Version Control for Evolving Files

How often do your files evolve? For example, many researchers develop their protocols, paper drafts, code, slide decks, and analyses over time, going through many different versions of a file before settling on a final one (or even never finalizing a document!). This is a totally normal part of doing research but does make managing those files a bit challenging.

Thankfully, there is a solution to dealing with such ever-changing documents: version control. Version control allows you to keep track of how your files change over time, either by taking a snapshot of the whole document or making note of the differences between two versions of the same document. This makes it easy to go back and see what you did or even revert to an earlier version of the file if you made changes that didn’t work out (just think how helpful this would be for files like protocols!).

The good news is that there are several ways to accomplish version control, depending on your need and skills.

The Simple Way

The easiest way to implement version control is to periodically save a new version of the file. Each successive file should either have an updated version number or be labelled with the current date. Here’s how a set of versioned files might look:

  • mydata_v1.csv
  • mydata_v2.csv
  • mydata_v3.csv
  • mydata_FINAL.csv

I like using the designation “FINAL” to denote the very last version – it makes for easy scanning when you’re looking through your files.

Dates are also useful, especially if you don’t anticipate ever having a final version of the document. Don’t forget to use ISO 8601 here to format your dates!

  • myprotocol-20151213.txt
  • myprotocol-20160107.txt
  • myprotocol-20160325.txt

The downside of this system is that it takes up lots of hard drive space, as you’re keeping multiple copies of your file on hand.

The Robust Way

For something more robust than the simple solution described above, I recommend a version control system such as Git. These systems come out of computer science and track the small changes between files, therefore taking up less disk space for file tracking. While originally designed only for code, Git is now being used by researchers to track many types of files.

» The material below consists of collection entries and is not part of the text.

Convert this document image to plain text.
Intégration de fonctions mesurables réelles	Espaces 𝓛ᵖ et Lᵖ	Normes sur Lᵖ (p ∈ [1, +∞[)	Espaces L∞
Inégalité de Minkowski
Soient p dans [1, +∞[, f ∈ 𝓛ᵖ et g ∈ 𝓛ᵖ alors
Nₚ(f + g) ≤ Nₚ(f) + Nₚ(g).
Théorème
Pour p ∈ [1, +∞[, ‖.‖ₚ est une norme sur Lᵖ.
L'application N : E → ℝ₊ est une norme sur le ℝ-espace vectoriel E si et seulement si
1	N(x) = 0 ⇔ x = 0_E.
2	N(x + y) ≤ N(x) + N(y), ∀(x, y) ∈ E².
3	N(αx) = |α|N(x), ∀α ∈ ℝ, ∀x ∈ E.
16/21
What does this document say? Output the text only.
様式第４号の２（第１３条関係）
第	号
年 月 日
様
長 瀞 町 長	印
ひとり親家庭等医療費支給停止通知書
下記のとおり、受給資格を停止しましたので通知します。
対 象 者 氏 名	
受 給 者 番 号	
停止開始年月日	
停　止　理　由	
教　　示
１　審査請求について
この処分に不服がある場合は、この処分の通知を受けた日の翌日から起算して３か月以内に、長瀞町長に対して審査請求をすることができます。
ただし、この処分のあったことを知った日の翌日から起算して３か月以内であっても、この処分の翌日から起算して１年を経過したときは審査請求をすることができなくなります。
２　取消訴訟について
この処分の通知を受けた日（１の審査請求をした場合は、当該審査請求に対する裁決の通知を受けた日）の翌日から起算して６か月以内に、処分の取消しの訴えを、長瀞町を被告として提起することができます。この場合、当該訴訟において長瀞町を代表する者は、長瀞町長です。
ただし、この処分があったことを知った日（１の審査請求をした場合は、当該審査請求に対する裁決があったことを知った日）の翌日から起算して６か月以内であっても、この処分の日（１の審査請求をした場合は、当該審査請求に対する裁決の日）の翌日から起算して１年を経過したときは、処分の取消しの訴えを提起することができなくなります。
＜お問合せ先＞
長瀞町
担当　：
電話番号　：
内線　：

The downside of version control systems that they can have a high learning curve (though Git has a GUI version that is less onerous to learn than the command line). But once you get over the curve, version control software is a really powerful tool to add to your research arsenal as it handles most of the legwork of versioning and offers other cool features besides, like collaboration support. Here’s a list of resources to help you get started with Git.

(A side note for those familiar with GitHub: be aware that Git and GitHub are two different things. Git is the system that handles versioning while GitHub is an online repository that houses files. They are ideally designed to be used together though it’s definitely possible to use Git without GitHub.)

An Alternate Way

As a last resort, you can leverage the fact that some storage platforms have built-in versioning. For example, both Box and SpiderOak keep track of each version of a file uploaded onto their systems. This is not the best option for versioning, as it takes control out of your hands, but it’s better than nothing and is useful in a pinch.

Final Thoughts

I hope you will consider using one of these methods of version control for your files. Version control is downright handy for when you accidentally delete a portion of a file, are sending documents back and forth with collaborators, need to revert to an earlier version of a file, or want to be transparent about evolving protocols. So pick the system that works best for you and go for it!